"No experiment can be more interesting than that we are now trying, and which we trust will end in establishing the fact, that man may be governed by reason and truth. Our first object should therefore be, to leave open to him all the avenues to truth. The most effectual hitherto found, is the freedom of the press. It is, therefore, the first shut up by those who fear the investigation of their actions." --Thomas Jefferson to John Tyler, 1804.

30 or less?

Washington Governor Chris Gregoire‘s call for a special legislative session for November sounds on its face questionable. Legislators will be coming to town in regular session not so long after that – probably within a month after it adjourns.

Still, the budget numbers have been worsening at a heady clip, so the argument for action sooner than even that does have some weight. Olympia Republican Representative Gary Alexander, after the announcement: “Budget leaders can begin the process now. The longer we wait to address the issue, the harder the budget problem will be to solve.” Not a bad point.

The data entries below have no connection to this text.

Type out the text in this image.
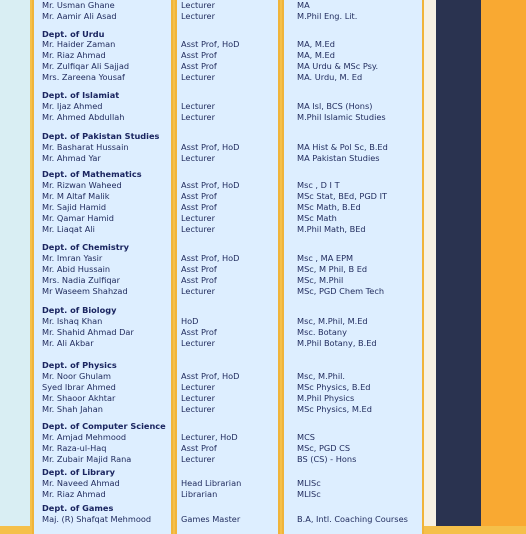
Mr. Usman Ghane	Lecturer	MA
Mr. Aamir Ali Asad	Lecturer	M.Phil Eng. Lit.
Dept. of Urdu
Mr. Haider Zaman	Asst Prof, HoD	MA, M.Ed
Mr. Riaz Ahmad	Asst Prof	MA, M.Ed
Mr. Zulfiqar Ali Sajjad	Asst Prof	MA Urdu & MSc Psy.
Mrs. Zareena Yousaf	Lecturer	MA. Urdu, M. Ed
Dept. of Islamiat
Mr. Ijaz Ahmed	Lecturer	MA Isl, BCS (Hons)
Mr. Ahmed Abdullah	Lecturer	M.Phil Islamic Studies
Dept. of Pakistan Studies
Mr. Basharat Hussain	Asst Prof, HoD	MA Hist & Pol Sc, B.Ed
Mr. Ahmad Yar	Lecturer	MA Pakistan Studies
Dept. of Mathematics
Mr. Rizwan Waheed	Asst Prof, HoD	Msc , D I T
Mr. M Altaf Malik	Asst Prof	MSc Stat, BEd, PGD IT
Mr. Sajid Hamid	Asst Prof	MSc Math, B.Ed
Mr. Qamar Hamid	Lecturer	MSc Math
Mr. Liaqat Ali	Lecturer	M.Phil Math, BEd
Dept. of Chemistry
Mr. Imran Yasir	Asst Prof, HoD	Msc , MA EPM
Mr. Abid Hussain	Asst Prof	MSc, M Phil, B Ed
Mrs. Nadia Zulfiqar	Asst Prof	MSc, M.Phil
Mr Waseem Shahzad	Lecturer	MSc, PGD Chem Tech
Dept. of Biology
Mr. Ishaq Khan	HoD	Msc, M.Phil, M.Ed
Mr. Shahid Ahmad Dar	Asst Prof	Msc. Botany
Mr. Ali Akbar	Lecturer	M.Phil Botany, B.Ed
Dept. of Physics
Mr. Noor Ghulam	Asst Prof, HoD	Msc, M.Phil.
Syed Ibrar Ahmed	Lecturer	MSc Physics, B.Ed
Mr. Shaoor Akhtar	Lecturer	M.Phil Physics
Mr. Shah Jahan	Lecturer	MSc Physics, M.Ed
Dept. of Computer Science
Mr. Amjad Mehmood	Lecturer, HoD	MCS
Mr. Raza-ul-Haq	Asst Prof	MSc, PGD CS
Mr. Zubair Majid Rana	Lecturer	BS (CS) - Hons
Dept. of Library
Mr. Naveed Ahmad	Head Librarian	MLISc
Mr. Riaz Ahmad	Librarian	MLISc
Dept. of Games
Maj. (R) Shafqat Mehmood	Games Master	B.A, Intl. Coaching Courses
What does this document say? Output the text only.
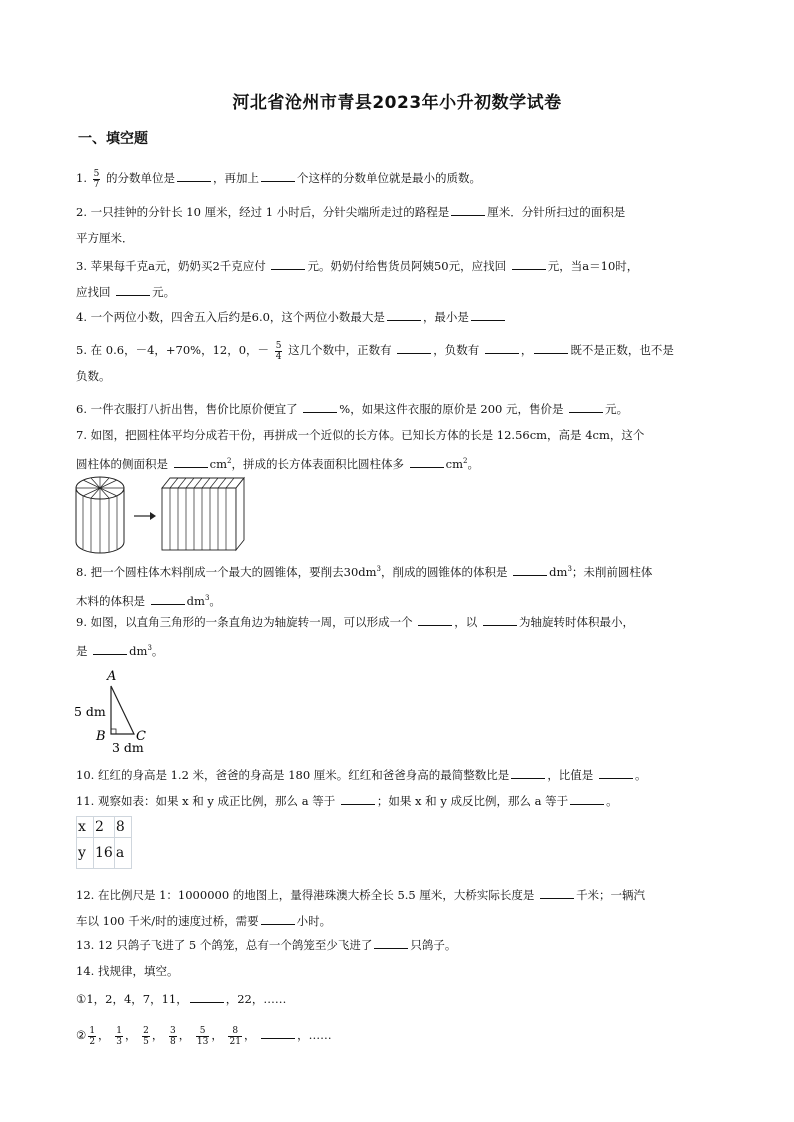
河北省沧州市青县2023年小升初数学试卷
一、填空题
1. $\frac{5}{7}$ 的分数单位是	，再加上	个这样的分数单位就是最小的质数。
2. 一只挂钟的分针长 10 厘米，经过 1 小时后，分针尖端所走过的路程是	厘米．分针所扫过的面积是
平方厘米．
3. 苹果每千克a元，奶奶买2千克应付	元。奶奶付给售货员阿姨50元，应找回	元，当a＝10时，
应找回	元。
4. 一个两位小数，四舍五入后约是6.0，这个两位小数最大是	，最小是
5. 在 0.6，－4，+70%，12，0，－ $\frac{5}{4}$ 这几个数中，正数有	，负数有	，	既不是正数，也不是
负数。
6. 一件衣服打八折出售，售价比原价便宜了	%，如果这件衣服的原价是 200 元，售价是	元。
7. 如图，把圆柱体平均分成若干份，再拼成一个近似的长方体。已知长方体的长是 12.56cm，高是 4cm，这个
圆柱体的侧面积是	$cm^2$，拼成的长方体表面积比圆柱体多	$cm^2$。
8. 把一个圆柱体木料削成一个最大的圆锥体，要削去$30dm^3$，削成的圆锥体的体积是	$dm^3$；未削前圆柱体
木料的体积是	$dm^3$。
9. 如图，以直角三角形的一条直角边为轴旋转一周，可以形成一个	，以	为轴旋转时体积最小，
是	$dm^3$。
A
B C
5 dm
3 dm
10. 红红的身高是 1.2 米，爸爸的身高是 180 厘米。红红和爸爸身高的最简整数比是	，比值是	。
11. 观察如表：如果 x 和 y 成正比例，那么 a 等于	；如果 x 和 y 成反比例，那么 a 等于	。
x	2	8
y	16	a
12. 在比例尺是 1：1000000 的地图上，量得港珠澳大桥全长 5.5 厘米，大桥实际长度是	千米；一辆汽
车以 100 千米/时的速度过桥，需要	小时。
13. 12 只鸽子飞进了 5 个鸽笼，总有一个鸽笼至少飞进了	只鸽子。
14. 找规律，填空。
①1，2，4，7，11，	，22，……
② $\frac{1}{2}$ ， $\frac{1}{3}$ ， $\frac{2}{5}$ ， $\frac{3}{8}$ ， $\frac{5}{13}$ ， $\frac{8}{21}$ ，	，……
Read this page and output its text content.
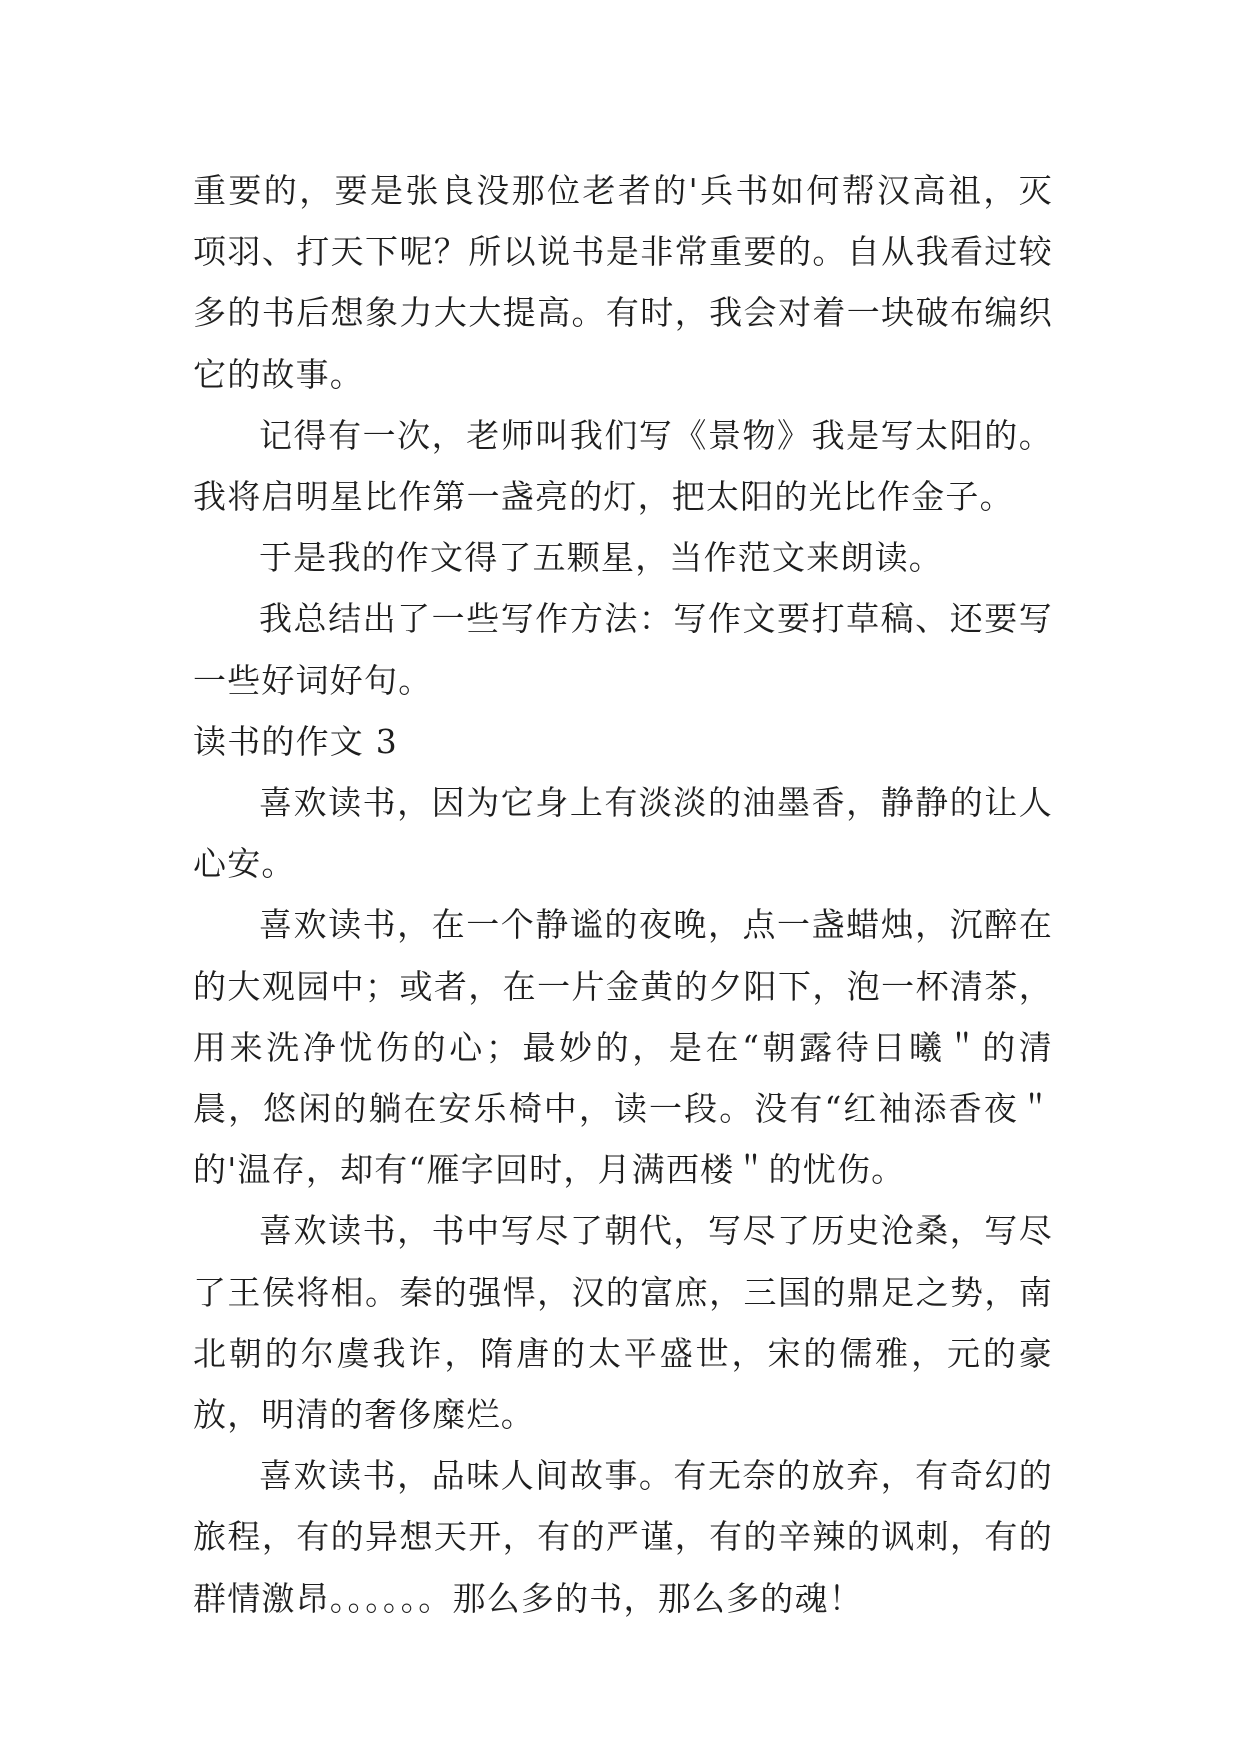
重要的，要是张良没那位老者的'兵书如何帮汉高祖，灭项羽、打天下呢？所以说书是非常重要的。自从我看过较多的书后想象力大大提高。有时，我会对着一块破布编织它的故事。

记得有一次，老师叫我们写《景物》我是写太阳的。我将启明星比作第一盏亮的灯，把太阳的光比作金子。

于是我的作文得了五颗星，当作范文来朗读。

我总结出了一些写作方法：写作文要打草稿、还要写一些好词好句。

读书的作文 3

喜欢读书，因为它身上有淡淡的油墨香，静静的让人心安。

喜欢读书，在一个静谧的夜晚，点一盏蜡烛，沉醉在的大观园中；或者，在一片金黄的夕阳下，泡一杯清茶，用来洗净忧伤的心；最妙的，是在“朝露待日曦＂的清晨，悠闲的躺在安乐椅中，读一段。没有“红袖添香夜＂的'温存，却有“雁字回时，月满西楼＂的忧伤。

喜欢读书，书中写尽了朝代，写尽了历史沧桑，写尽了王侯将相。秦的强悍，汉的富庶，三国的鼎足之势，南北朝的尔虞我诈，隋唐的太平盛世，宋的儒雅，元的豪放，明清的奢侈糜烂。

喜欢读书，品味人间故事。有无奈的放弃，有奇幻的旅程，有的异想天开，有的严谨，有的辛辣的讽刺，有的群情激昂。。。。。。那么多的书，那么多的魂！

And there is one other. By focusing on budget adjustments in December, there should be a better ability to focus on other things – economic problem-solving – in January. That clearly seemed a driver in Gregoire’s thinking; her release on the call noted she wanted “to spend the regular session focusing on policy bills to support job creation and economic growth.” Passage might be a little easier than way, with fewer opportunities, in some quarter or other, for hostage-taking.

So how long will be the special be? Don’t figure on a lot less than 30 days, though there’ll surely be a strong push to get home well in advance of Christmas.